• Mark Burnett Posted: 9/7/2010 6:50pm PDT

    Suzanne Kane has some good advice that suits my motive to be one of the first in line to buy a new 500 as soon as possible. The more of you who sit back and watch those of us who have the fiat blood in our systems, the faster we will be able to buy the most modern and technologically advanced drive train attached to any automobile in the united states. Just wait and watch please.

  • JKD Posted: 9/8/2010 5:25am PDT

    It's a neat car (not extremely small either) and I think it may become a moderate success here. The 500 is at the top of all european quality ratings but... our version will come from Mexico (Toluca where PT Cruiser was built), so it may change... Hopefully, they can replicate the quality currently coming out of the Polish plant.

  • fb_1306861507 avatar Jim Posted: 9/8/2010 7:47am PDT

    A Fiat 500 for you family? Do you see a lot of Mini Cooper owners driving around with more than 2 in the car?
    A high utility Fiat family car will be the Qubo van or from Alfa Romeo, check out the new Guilietta. I hope they don't go back on their word about launching Alfa in the U.S. It just seems like a no-brainer as a more upscale/sporting companion for Fiat (and its dealers.)

  • R2Dad Posted: 9/8/2010 9:39am PDT

    Still not clear on who is operating their dealerships, and that first dealer visit (presumably oil changes etc covered the first three years?) will speak volumes about the future of this enterprise. If Tony has to keep fixing it (even if it's on FIAT's dime) resale will drop, new car prices will drop and the old rep will come back to haunt.

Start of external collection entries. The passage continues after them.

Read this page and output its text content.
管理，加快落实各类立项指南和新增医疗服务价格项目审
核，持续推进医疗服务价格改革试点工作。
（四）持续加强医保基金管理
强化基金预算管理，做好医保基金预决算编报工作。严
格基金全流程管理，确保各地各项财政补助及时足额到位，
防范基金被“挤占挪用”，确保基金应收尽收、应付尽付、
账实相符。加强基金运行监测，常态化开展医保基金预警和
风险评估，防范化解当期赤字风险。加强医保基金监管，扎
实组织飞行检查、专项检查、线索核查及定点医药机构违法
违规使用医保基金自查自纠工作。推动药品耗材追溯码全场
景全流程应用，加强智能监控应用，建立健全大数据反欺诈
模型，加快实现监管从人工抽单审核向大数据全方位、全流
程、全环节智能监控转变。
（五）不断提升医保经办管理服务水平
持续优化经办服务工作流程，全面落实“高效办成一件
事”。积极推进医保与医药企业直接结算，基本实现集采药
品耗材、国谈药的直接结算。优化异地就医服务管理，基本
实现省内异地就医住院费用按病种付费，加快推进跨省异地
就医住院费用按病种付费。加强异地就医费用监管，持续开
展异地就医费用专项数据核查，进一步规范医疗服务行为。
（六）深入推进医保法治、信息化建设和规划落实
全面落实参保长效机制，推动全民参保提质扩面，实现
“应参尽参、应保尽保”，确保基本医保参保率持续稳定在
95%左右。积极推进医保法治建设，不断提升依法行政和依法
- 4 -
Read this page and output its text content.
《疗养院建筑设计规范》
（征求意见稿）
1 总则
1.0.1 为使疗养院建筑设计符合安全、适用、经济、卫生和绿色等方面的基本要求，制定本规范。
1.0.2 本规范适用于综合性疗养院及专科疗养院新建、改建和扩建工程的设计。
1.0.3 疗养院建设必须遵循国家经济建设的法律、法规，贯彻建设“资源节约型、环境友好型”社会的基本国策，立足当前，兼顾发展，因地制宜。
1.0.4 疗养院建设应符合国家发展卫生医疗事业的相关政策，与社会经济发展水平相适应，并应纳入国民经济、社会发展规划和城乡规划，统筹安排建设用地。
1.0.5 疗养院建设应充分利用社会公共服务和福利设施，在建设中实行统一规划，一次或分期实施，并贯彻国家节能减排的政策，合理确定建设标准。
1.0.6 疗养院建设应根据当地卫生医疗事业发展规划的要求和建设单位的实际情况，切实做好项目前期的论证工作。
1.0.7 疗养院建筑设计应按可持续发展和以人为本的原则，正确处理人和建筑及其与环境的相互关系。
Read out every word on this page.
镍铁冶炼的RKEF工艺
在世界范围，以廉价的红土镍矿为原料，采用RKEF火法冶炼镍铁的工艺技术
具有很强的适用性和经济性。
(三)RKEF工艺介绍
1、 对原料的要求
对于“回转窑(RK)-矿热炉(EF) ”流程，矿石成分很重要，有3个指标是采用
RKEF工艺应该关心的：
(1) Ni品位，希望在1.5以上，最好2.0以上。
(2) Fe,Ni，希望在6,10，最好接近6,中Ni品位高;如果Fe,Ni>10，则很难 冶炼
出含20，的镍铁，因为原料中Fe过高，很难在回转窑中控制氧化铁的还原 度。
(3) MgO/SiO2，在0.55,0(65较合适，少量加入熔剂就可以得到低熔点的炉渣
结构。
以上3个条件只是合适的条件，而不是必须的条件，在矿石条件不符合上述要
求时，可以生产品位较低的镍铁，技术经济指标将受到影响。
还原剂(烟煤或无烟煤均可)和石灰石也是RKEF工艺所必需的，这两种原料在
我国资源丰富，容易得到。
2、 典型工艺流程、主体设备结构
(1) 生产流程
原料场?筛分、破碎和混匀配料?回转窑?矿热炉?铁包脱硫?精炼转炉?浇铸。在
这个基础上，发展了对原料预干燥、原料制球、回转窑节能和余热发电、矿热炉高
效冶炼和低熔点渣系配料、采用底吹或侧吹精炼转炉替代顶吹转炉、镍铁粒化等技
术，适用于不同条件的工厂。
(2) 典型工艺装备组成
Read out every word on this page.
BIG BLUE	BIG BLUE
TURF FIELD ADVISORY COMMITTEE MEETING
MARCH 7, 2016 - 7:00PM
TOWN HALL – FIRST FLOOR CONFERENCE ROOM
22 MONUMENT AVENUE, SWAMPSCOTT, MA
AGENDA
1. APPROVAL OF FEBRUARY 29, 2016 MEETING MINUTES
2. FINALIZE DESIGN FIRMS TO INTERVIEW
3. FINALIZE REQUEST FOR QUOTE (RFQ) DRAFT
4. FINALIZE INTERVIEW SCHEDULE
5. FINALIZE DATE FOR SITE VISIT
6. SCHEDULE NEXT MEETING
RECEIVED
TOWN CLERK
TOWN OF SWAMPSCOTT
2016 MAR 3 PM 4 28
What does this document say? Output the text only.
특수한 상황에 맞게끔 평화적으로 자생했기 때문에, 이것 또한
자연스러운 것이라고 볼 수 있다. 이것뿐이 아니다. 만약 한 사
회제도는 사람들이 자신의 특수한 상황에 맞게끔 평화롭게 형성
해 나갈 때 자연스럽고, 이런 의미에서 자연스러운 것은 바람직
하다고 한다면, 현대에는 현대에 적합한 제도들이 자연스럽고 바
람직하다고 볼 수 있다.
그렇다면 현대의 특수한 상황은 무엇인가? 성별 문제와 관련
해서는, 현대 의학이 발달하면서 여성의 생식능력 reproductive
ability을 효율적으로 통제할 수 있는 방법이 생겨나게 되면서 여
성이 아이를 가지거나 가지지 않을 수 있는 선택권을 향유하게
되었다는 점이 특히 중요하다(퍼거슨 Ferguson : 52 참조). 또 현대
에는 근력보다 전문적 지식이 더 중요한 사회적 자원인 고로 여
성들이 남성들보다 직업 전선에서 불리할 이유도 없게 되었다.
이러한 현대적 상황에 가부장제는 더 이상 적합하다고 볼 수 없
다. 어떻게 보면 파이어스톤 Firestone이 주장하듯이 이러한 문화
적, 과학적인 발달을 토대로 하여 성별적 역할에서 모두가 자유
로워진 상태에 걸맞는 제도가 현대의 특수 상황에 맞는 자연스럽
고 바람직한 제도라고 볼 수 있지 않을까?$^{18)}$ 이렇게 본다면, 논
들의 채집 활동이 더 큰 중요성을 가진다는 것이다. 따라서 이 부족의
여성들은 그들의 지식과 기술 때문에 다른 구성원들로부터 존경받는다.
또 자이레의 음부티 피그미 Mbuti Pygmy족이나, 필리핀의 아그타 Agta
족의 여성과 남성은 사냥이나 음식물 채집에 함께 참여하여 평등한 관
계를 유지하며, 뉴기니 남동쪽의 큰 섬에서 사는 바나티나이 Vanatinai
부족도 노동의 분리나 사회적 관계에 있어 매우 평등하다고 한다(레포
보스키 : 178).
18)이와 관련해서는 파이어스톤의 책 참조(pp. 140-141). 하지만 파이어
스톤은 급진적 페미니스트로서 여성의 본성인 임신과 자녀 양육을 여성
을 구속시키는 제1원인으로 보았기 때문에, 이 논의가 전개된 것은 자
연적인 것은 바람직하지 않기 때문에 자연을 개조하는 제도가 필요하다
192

  • Intersted Posted: 9/10/2010 2:02pm PDT

    The way for it to be successful is to be high fuel economy and very economical. 40 MPG is not good enough since there are other small vehicles that get that. Other articles claim 72 MPG for the diesel version. I don't care if there is a hesitance to go diesel, if you can advertise 72 MPG and have it be in a vehicle whose cost is on the low end of the small car market, then you could have a shot at becoming a new VW Bug. Especially in these economic times.

  • A few more thoughts Posted: 9/10/2010 2:10pm PDT

    The small 500 will not be a "Family" car. If it tries to compete with the Mini Cooper it will be DOA. It needs to play in the economy market for very inexpensive vehicles. Build the reputation for reliability and economy then start increasing the cost. By the articles comparison to the Mini Cooper and the SmartForTwo, it makes it sound like the Fiat 500 will cost close to $20,000. Ouch! I would not pay close to $20,000 for a 40 MPG vehicle from Fiat who has a history of poor reliability in the states. Couple that with being built in Mexico and there is no "touchy feely" that the reliability and pizazz will approach that of the Mini Cooper or SmartForTwo.

  • Suzanne Kane Posted: 9/11/2010 3:06pm PDT

    All interesting comments. It seems my article provoked some fond memories, some forward-looking views, and some wait-and-see observations. Oh, and back to that Fiat I once owned? I was raising two small children at the time, so it was very much a family car for me. I do agree that it needs to have high fuel economy, a much better dealership experience than what I had, and quality of build. We'll see.

  • Spektor Posted: 9/12/2010 8:46pm PDT

    I will be waiting on the dock for one. I have already given my name to a Chrysler dealer to be put on a wait list. My father owned a '79 Strada. Quirky but versitile hatchback that we used for daily use and family trips. FIAT has something the Asian imports lack -- Italian style and design. There is no mistaking the 500, and it is high time we had access to affordable European designs other than VW. FIAT's new engine designs are very efficient and will be a great addition to Chrysler's future models. Plus the 500 will draw buyers to Chrysler's dealers showrooms.